I was trying to optimize my Code when I encountered this strange behaviour with the following model in Keras:
# random_minibatches of form (state, action, reward, state_next, done)
random_minibatch = random.sample(list_of_samples, batch_size)
# A state is a list in the form of [x, y]
next_states = [temp[3] for temp in random_minibatch]
# Reshape the next_states for the model
next_states = np.reshape(next_states, [-1, 2])
next_states_preds = model.predict(next_states)
for i, (_, _, _, state_next, _) in enumerate(random_minibatch):
state_next= np.reshape(state_next, [1, 2])
pred = model.predict(state_next)
print("inputs: {} ; {}".format(next_states[i], state_next))
print(pred)
print(next_states_preds[i])
print("amax: {} ; {}".format(np.amax(pred), np.amax(next_states_preds[i])))
print()
and a simple model:
model = Sequential()
model.add(layers.Dense(16, activation="relu", input_dim=2))
model.add(layers.Dense(32, activation="relu"))
model.add(layers.Dense(8))
model.compile(loss="mse", optimizer=Adam(lr=0.00025))
next_states
is a list of lists in the form of [[x1, y1], [x2, y2], ...]
and state_next
is a list in the form of [x, y]
As you can see, next_states
contains every state_next
in the for-loop and the input for my model is the same. The only difference is that in the first time I put the whole list of lists in the model and the second time I put the lists in one by one.
My Problem is that I get different outputs from the same input.

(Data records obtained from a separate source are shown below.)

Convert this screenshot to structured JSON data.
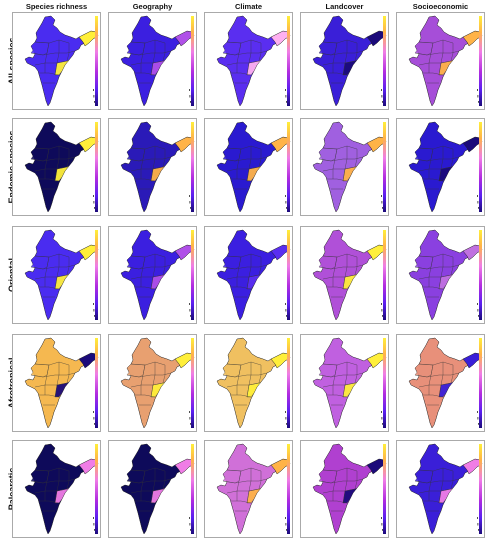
{
  "columns": [
    "Species richness",
    "Geography",
    "Climate",
    "Landcover",
    "Socioeconomic"
  ],
  "rows": [
    "All species",
    "Endemic species",
    "Oriental",
    "Afrotropical",
    "Palearctic"
  ],
  "colormap": {
    "name": "plasma-like",
    "stops": [
      "#ffef3a",
      "#ffb347",
      "#f07de6",
      "#b22ce0",
      "#5a1ff0",
      "#1b0a7a"
    ]
  },
  "map_data": {
    "region": "India",
    "dominant_fill": [
      [
        "#4a2cf0",
        "#3b1fe0",
        "#5a2ef0",
        "#3a1fd8",
        "#a64ed8"
      ],
      [
        "#0e0a5a",
        "#2a1ab8",
        "#2a1ad0",
        "#a060e0",
        "#2a1ad0"
      ],
      [
        "#4a2cf0",
        "#3b1fe0",
        "#3b1fe0",
        "#b050d8",
        "#8a40e0"
      ],
      [
        "#f5b850",
        "#e8a070",
        "#f0c060",
        "#c060e0",
        "#e8907a"
      ],
      [
        "#0e0a5a",
        "#0e0a5a",
        "#d070d8",
        "#b040d0",
        "#3a1fd8"
      ]
    ],
    "accent_fill": [
      [
        "#ffef3a",
        "#b050e8",
        "#ffb0f0",
        "#1b0a7a",
        "#ffb347"
      ],
      [
        "#ffef3a",
        "#ffb347",
        "#ffb347",
        "#ffb347",
        "#1b0a7a"
      ],
      [
        "#ffef3a",
        "#b050e8",
        "#5a2ef0",
        "#ffef3a",
        "#c070e0"
      ],
      [
        "#1b0a7a",
        "#ffef3a",
        "#ffef3a",
        "#ffef3a",
        "#3a1fd8"
      ],
      [
        "#f07de6",
        "#f07de6",
        "#ffb347",
        "#1b0a7a",
        "#f07de6"
      ]
    ]
  }
}
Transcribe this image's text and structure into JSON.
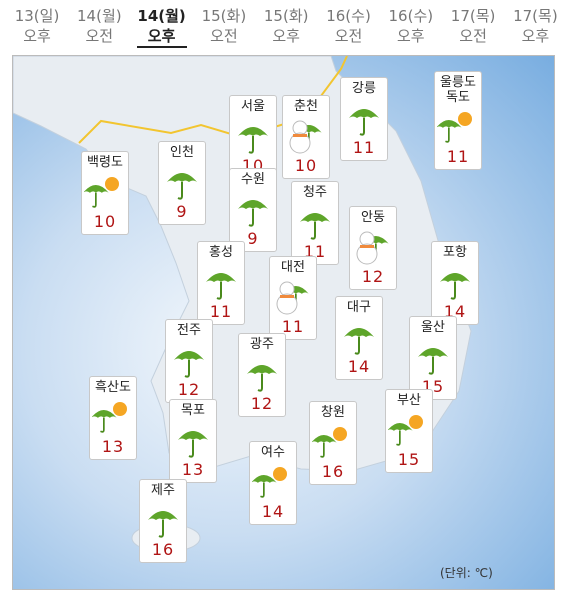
{
  "tabs": [
    {
      "date": "13(일)",
      "time": "오후"
    },
    {
      "date": "14(월)",
      "time": "오전"
    },
    {
      "date": "14(월)",
      "time": "오후"
    },
    {
      "date": "15(화)",
      "time": "오전"
    },
    {
      "date": "15(화)",
      "time": "오후"
    },
    {
      "date": "16(수)",
      "time": "오전"
    },
    {
      "date": "16(수)",
      "time": "오후"
    },
    {
      "date": "17(목)",
      "time": "오전"
    },
    {
      "date": "17(목)",
      "time": "오후"
    }
  ],
  "selected_tab": 2,
  "cities": [
    {
      "name": "백령도",
      "temp": 10,
      "icon": "sun-rain"
    },
    {
      "name": "인천",
      "temp": 9,
      "icon": "rain"
    },
    {
      "name": "서울",
      "temp": 10,
      "icon": "rain"
    },
    {
      "name": "춘천",
      "temp": 10,
      "icon": "snow-rain"
    },
    {
      "name": "강릉",
      "temp": 11,
      "icon": "rain"
    },
    {
      "name": "울릉도\n독도",
      "temp": 11,
      "icon": "sun-rain"
    },
    {
      "name": "수원",
      "temp": 9,
      "icon": "rain"
    },
    {
      "name": "청주",
      "temp": 11,
      "icon": "rain"
    },
    {
      "name": "안동",
      "temp": 12,
      "icon": "snow-rain"
    },
    {
      "name": "포항",
      "temp": 14,
      "icon": "rain"
    },
    {
      "name": "홍성",
      "temp": 11,
      "icon": "rain"
    },
    {
      "name": "대전",
      "temp": 11,
      "icon": "snow-rain"
    },
    {
      "name": "대구",
      "temp": 14,
      "icon": "rain"
    },
    {
      "name": "울산",
      "temp": 15,
      "icon": "rain"
    },
    {
      "name": "전주",
      "temp": 12,
      "icon": "rain"
    },
    {
      "name": "광주",
      "temp": 12,
      "icon": "rain"
    },
    {
      "name": "흑산도",
      "temp": 13,
      "icon": "sun-rain"
    },
    {
      "name": "목포",
      "temp": 13,
      "icon": "rain"
    },
    {
      "name": "부산",
      "temp": 15,
      "icon": "sun-rain"
    },
    {
      "name": "창원",
      "temp": 16,
      "icon": "sun-rain"
    },
    {
      "name": "여수",
      "temp": 14,
      "icon": "sun-rain"
    },
    {
      "name": "제주",
      "temp": 16,
      "icon": "rain"
    }
  ],
  "unit_note": "(단위: ℃)"
}
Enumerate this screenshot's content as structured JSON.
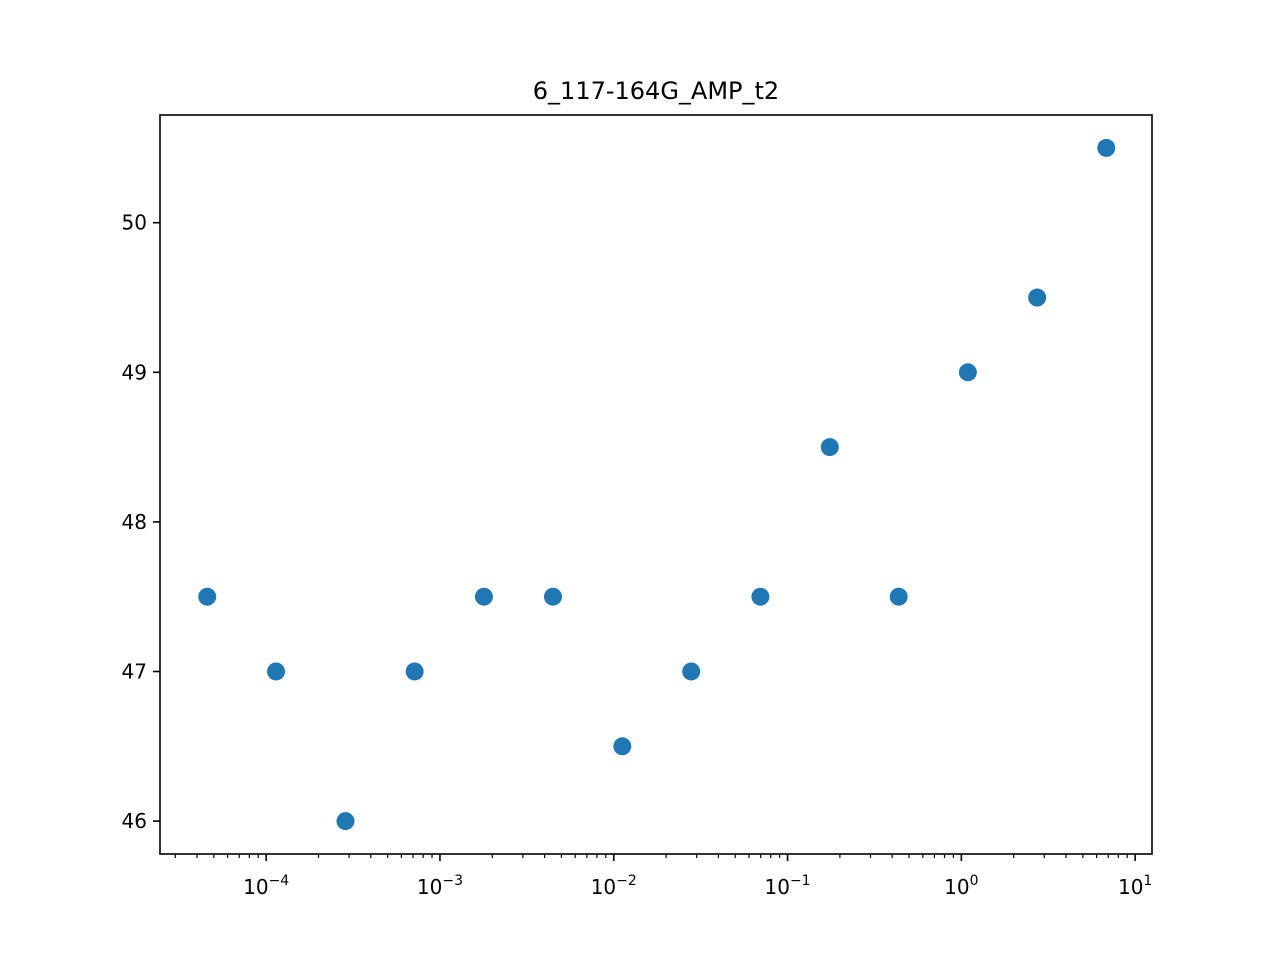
{
  "chart_data": {
    "type": "scatter",
    "title": "6_117-164G_AMP_t2",
    "xlabel": "",
    "ylabel": "",
    "xscale": "log",
    "xlim": [
      2.45e-05,
      12.5
    ],
    "ylim": [
      45.78,
      50.72
    ],
    "x_ticks": [
      {
        "value": 0.0001,
        "base": "10",
        "exp": "−4"
      },
      {
        "value": 0.001,
        "base": "10",
        "exp": "−3"
      },
      {
        "value": 0.01,
        "base": "10",
        "exp": "−2"
      },
      {
        "value": 0.1,
        "base": "10",
        "exp": "−1"
      },
      {
        "value": 1,
        "base": "10",
        "exp": "0"
      },
      {
        "value": 10,
        "base": "10",
        "exp": "1"
      }
    ],
    "y_ticks": [
      {
        "value": 46,
        "label": "46"
      },
      {
        "value": 47,
        "label": "47"
      },
      {
        "value": 48,
        "label": "48"
      },
      {
        "value": 49,
        "label": "49"
      },
      {
        "value": 50,
        "label": "50"
      }
    ],
    "grid": false,
    "marker_color": "#1f77b4",
    "series": [
      {
        "points": [
          {
            "x": 4.58e-05,
            "y": 47.5
          },
          {
            "x": 0.000114,
            "y": 47.0
          },
          {
            "x": 0.000286,
            "y": 46.0
          },
          {
            "x": 0.000715,
            "y": 47.0
          },
          {
            "x": 0.00179,
            "y": 47.5
          },
          {
            "x": 0.00447,
            "y": 47.5
          },
          {
            "x": 0.0112,
            "y": 46.5
          },
          {
            "x": 0.0279,
            "y": 47.0
          },
          {
            "x": 0.0698,
            "y": 47.5
          },
          {
            "x": 0.175,
            "y": 48.5
          },
          {
            "x": 0.436,
            "y": 47.5
          },
          {
            "x": 1.09,
            "y": 49.0
          },
          {
            "x": 2.73,
            "y": 49.5
          },
          {
            "x": 6.82,
            "y": 50.5
          }
        ]
      }
    ]
  }
}
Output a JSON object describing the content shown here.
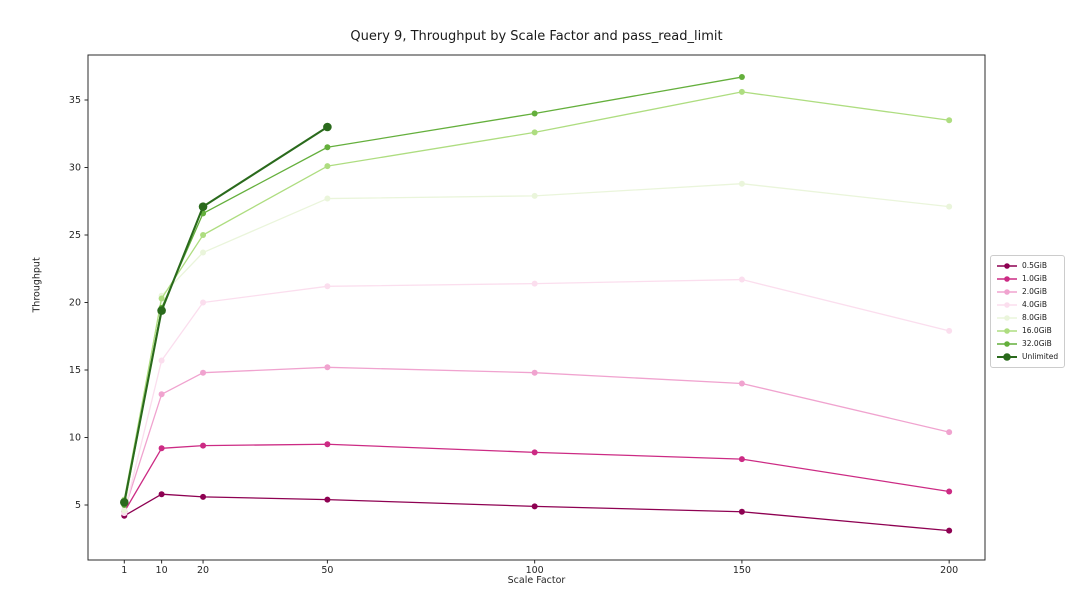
{
  "chart_data": {
    "type": "line",
    "title": "Query 9, Throughput by Scale Factor and pass_read_limit",
    "xlabel": "Scale Factor",
    "ylabel": "Throughput",
    "x": [
      1,
      10,
      20,
      50,
      100,
      150,
      200
    ],
    "xticks": [
      1,
      10,
      20,
      50,
      100,
      150,
      200
    ],
    "yticks": [
      5,
      10,
      15,
      20,
      25,
      30,
      35
    ],
    "xlim": [
      -7.8,
      208.7
    ],
    "ylim": [
      0.9,
      38.3
    ],
    "grid": false,
    "legend_title": null,
    "legend_position": "right outside axes, vertically centered",
    "series": [
      {
        "name": "0.5GiB",
        "color": "#8E0152",
        "values": [
          4.2,
          5.8,
          5.6,
          5.4,
          4.9,
          4.5,
          3.1
        ]
      },
      {
        "name": "1.0GiB",
        "color": "#CC2B84",
        "values": [
          4.5,
          9.2,
          9.4,
          9.5,
          8.9,
          8.4,
          6.0
        ]
      },
      {
        "name": "2.0GiB",
        "color": "#F0A3CF",
        "values": [
          4.6,
          13.2,
          14.8,
          15.2,
          14.8,
          14.0,
          10.4
        ]
      },
      {
        "name": "4.0GiB",
        "color": "#FBDEEE",
        "values": [
          4.4,
          15.7,
          20.0,
          21.2,
          21.4,
          21.7,
          17.9
        ]
      },
      {
        "name": "8.0GiB",
        "color": "#EAF5DB",
        "values": [
          4.6,
          20.5,
          23.7,
          27.7,
          27.9,
          28.8,
          27.1
        ]
      },
      {
        "name": "16.0GiB",
        "color": "#AEDD80",
        "values": [
          5.4,
          20.3,
          25.0,
          30.1,
          32.6,
          35.6,
          33.5
        ]
      },
      {
        "name": "32.0GiB",
        "color": "#64AF3C",
        "values": [
          5.0,
          19.6,
          26.6,
          31.5,
          34.0,
          36.7,
          null
        ]
      },
      {
        "name": "Unlimited",
        "color": "#2A6A1C",
        "values": [
          5.2,
          19.4,
          27.1,
          33.0,
          null,
          null,
          null
        ],
        "emphasis": true
      }
    ],
    "axis_color": "#2b2b2b",
    "tick_label_color": "#262626"
  }
}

An example of the printed output would be:
inputs: [39 -7] ; [39 -7]
[0. 0. 0. 0. 0. 5.457102 0. 0.]
[[0. 0. 0. 0. 0. 5.4571013 0. 0.]]
amax: 5.457101345062256 ; 5.457101821899414
So at this point I'm not sure if I misunderstood something or just did something wrong somewhere? I would be very glad if someone could help me with that strange behaviour.